Gli esiti positivi del progetto sono legati da un lato alla efficacia intrinseca dei programmi di SCM e FC come dimostrato in letteratura (3,10,11), dall’altro alla volontà e convinzione degli operatori, protagonisti dell’ideazione e realizzazione del programma di formazione, che, attraverso un circolo virtuoso, hanno reso pazienti e caregiver a loro volta più partecipi e soddisfatti del servizio.
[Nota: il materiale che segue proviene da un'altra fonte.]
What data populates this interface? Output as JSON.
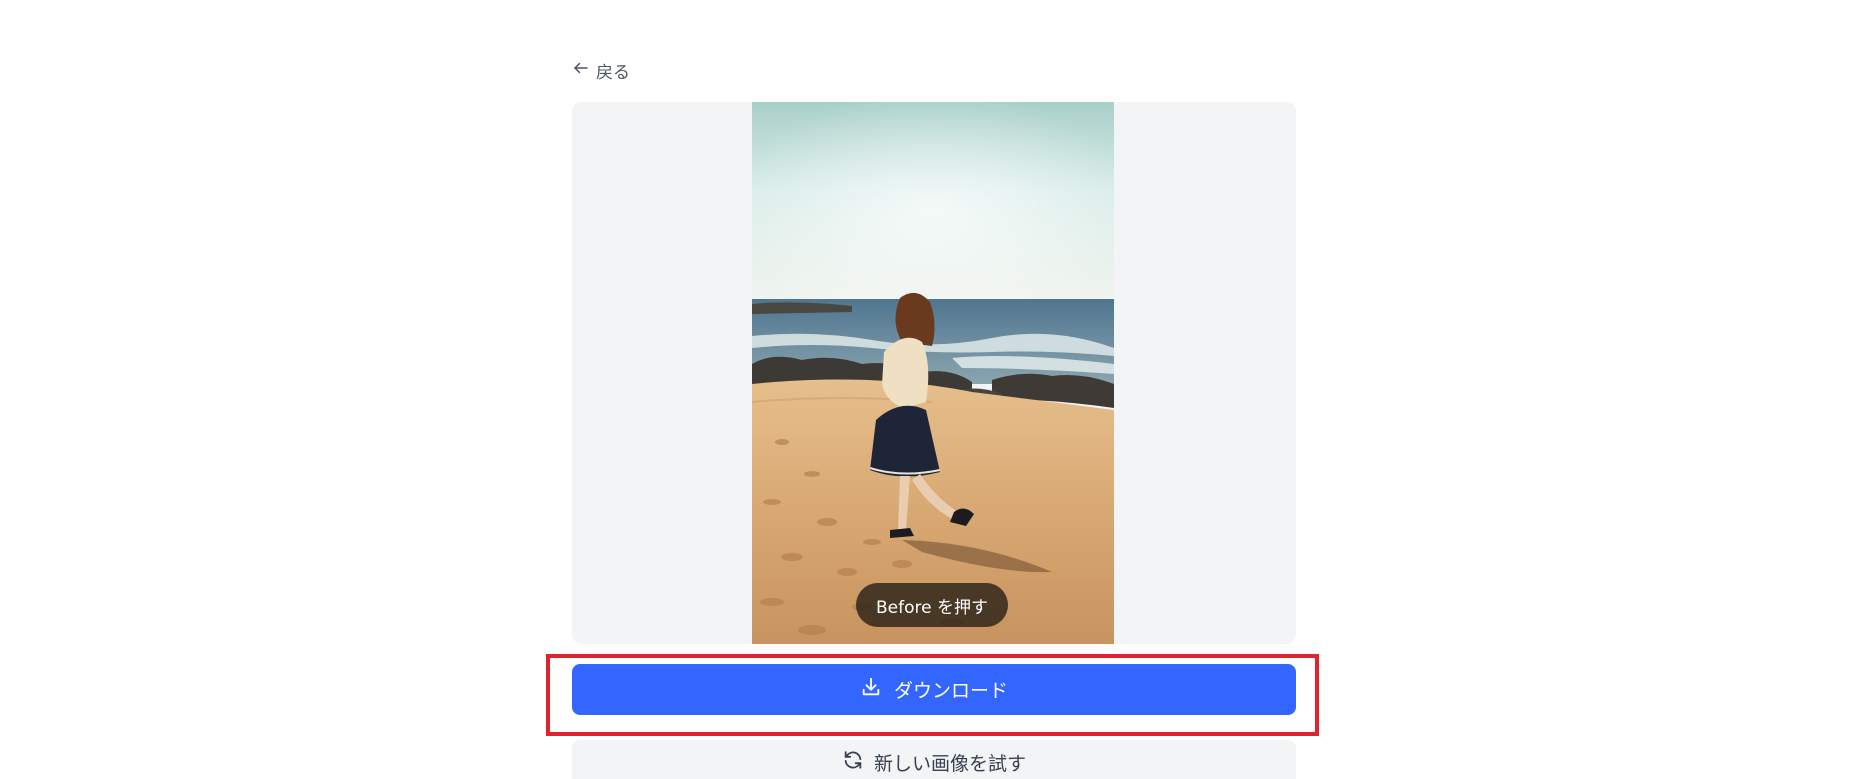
{
  "nav": {
    "back_label": "戻る",
    "back_icon": "arrow-left-icon"
  },
  "preview": {
    "before_label": "Before を押す"
  },
  "actions": {
    "download_label": "ダウンロード",
    "download_icon": "download-icon",
    "retry_label": "新しい画像を試す",
    "retry_icon": "refresh-icon"
  },
  "colors": {
    "primary": "#3366ff",
    "panel_bg": "#f3f4f6",
    "highlight": "#e0242e",
    "text": "#374151"
  }
}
Grazie alla riduzione degli accessi infermieristici inappropriati conseguente ad una maggiore efficacia dell’autocura e dell’assistenza prestata dai caregiver, l’impegno professionale si è spostato su fasce di bisogno più elevato. La minor necessità di eseguire prestazioni a basso livello di complessità ha comportato una maggiore resa professionale degli infermieri del territorio, incrementando la job satisfaction.

Limiti
I valori CBI ottenuti nella fase preparatoria dovrebbero essere confermati da ulteriori studi svolti per un periodo più lungo e con maggior casistica. Il confronto tra le prestazioni delle quattro Zone è stato condotto senza aggiustamenti. Il questionario sul “gradimento del servizio” da parte di pazienti e caregiver non è validato.

Conclusioni
I nostri risultati sottolineano l’importanza di sostenere programmi di SCM e FC. Il processo assistenziale territoriale orientato alla presa in carico e non unicamente allo svolgimento di prestazioni contribuisce a rendere il paziente e la sua famiglia più autonomi nella gestione della patologia cronica. La partecipazione attiva dei cittadini al processo di cura comporta un miglioramento degli esiti di salute e risulta essere un servizio apprezzato da pazienti, caregiver ed operatori, pertanto di fondamentale importanza per la sostenibilità delle cure territoriali.